# Microwave overheating



## delboy0127 (Mar 3, 2009)

Hi
Have used our microwave twice once for a period of 4 minutes, rest 2 minutes, then a further 3 minutes, then repeat ie heatup 2 ready meals. Microwave shut down for a period of approx 10 to 15 minutes, then came back on. Has anybody else experienced the same problem. Is it fair to assume Microwave is over heating?

Should it overheat?

Delboy


----------



## pippin (Nov 15, 2007)

12V? 240V?

Make/Model.

Describe "shutdown".

Appeared to work but just didn't heat?

Didn't work at all - no noise or anything?

Give me more info - I used to repair MW ovens for a living - and many years ago also the radar sets that they are based on!


----------



## 115430 (Aug 11, 2008)

This happened once with us on our latest trip, there's vo ventilation I can see (maybe some underneath?) so the thing overheats and shuts down. A/S County Surrey on a Merc, same as Delboys MH.

240V unit, shutdown is ; no display, no reaction to button pressing, no turntable moving, no nothing. Once it cools down it resets iand works normally.

Am planning to go to the Marquis County roadshow at their Berkshire site this weekend (for a nosy basically) and intend to discuss this with Marquis and A/S then.

It has occured only the once and we were cooking for 5 at the time, every other time it was cooking for 2 and no problems. 

sadsack


----------



## pippin (Nov 15, 2007)

Hmm, that's interesting, none of the MWs I ever worked on had an overtemperature cutout that would reset itself.


----------



## Spacerunner (Mar 18, 2006)

Try cutting down on the curry powder :lol: 

Had similar problem yonks ago with a domestic microwave.

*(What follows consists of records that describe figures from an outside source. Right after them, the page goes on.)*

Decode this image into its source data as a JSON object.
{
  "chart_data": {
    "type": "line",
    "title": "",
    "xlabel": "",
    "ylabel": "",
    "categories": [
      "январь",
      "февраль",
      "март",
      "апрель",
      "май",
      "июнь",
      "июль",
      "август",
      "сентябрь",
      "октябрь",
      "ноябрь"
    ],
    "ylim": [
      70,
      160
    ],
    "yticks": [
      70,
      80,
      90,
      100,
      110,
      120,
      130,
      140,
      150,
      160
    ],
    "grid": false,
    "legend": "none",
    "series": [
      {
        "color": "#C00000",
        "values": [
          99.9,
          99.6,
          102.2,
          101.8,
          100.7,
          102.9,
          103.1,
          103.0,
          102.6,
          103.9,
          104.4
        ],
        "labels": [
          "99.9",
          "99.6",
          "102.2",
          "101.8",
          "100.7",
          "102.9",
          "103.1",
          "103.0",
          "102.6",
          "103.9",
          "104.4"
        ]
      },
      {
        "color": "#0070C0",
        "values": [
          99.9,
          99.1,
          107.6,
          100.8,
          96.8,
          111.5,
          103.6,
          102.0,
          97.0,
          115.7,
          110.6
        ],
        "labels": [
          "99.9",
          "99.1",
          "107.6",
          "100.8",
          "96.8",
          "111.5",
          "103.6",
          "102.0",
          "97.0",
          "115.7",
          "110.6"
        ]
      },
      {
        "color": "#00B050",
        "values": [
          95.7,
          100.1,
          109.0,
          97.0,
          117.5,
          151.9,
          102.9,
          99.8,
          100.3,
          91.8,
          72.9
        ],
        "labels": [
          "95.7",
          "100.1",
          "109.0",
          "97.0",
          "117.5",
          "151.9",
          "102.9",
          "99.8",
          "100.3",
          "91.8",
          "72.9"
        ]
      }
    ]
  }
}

Took back off cleaned off old burnt food build-up, no problem since.


----------



## Patchworkqueen (Dec 7, 2007)

Hi I think this may be a ventilation problem.
We have a Broadway and when we ordered it at the NEC last October the microwave was inside a cabinet with doors. We didn't want the doors fitted so asked for it without.
When we collected the MH in March the microwave was fitted slightly forward of where the doors should have been and there is some ventilation at the back. 
I suspect that AS have had problems or realised there would be a problem and changed the design.
We have had no problems so far when using the microwave.

I would contact your dealer and ask for a modification.
Regards Chris


----------



## petepub (Oct 28, 2008)

We have same problem new Mh just back from first trip microwave shuts down after a few minuets and ten comes back on after 10 min. Will be going back to dealer to sort it out, it is on a shelf above a cupboard it hs a small amount of space on top and on both sides for ventulation. will keep you informed when i get it sorted out


----------



## 115430 (Aug 11, 2008)

As promised I went to the road show at Marquis last weekend and looked at the new vans. 

A/S seem to have realised there's a problem with the M/W overheating and have installed a vent behind the M/W -- right through the van wall to the outside. Shall be asking Marquis to vent my M/W internally, the fewer penetrations in external walls the better. :roll: 

Sadsack


----------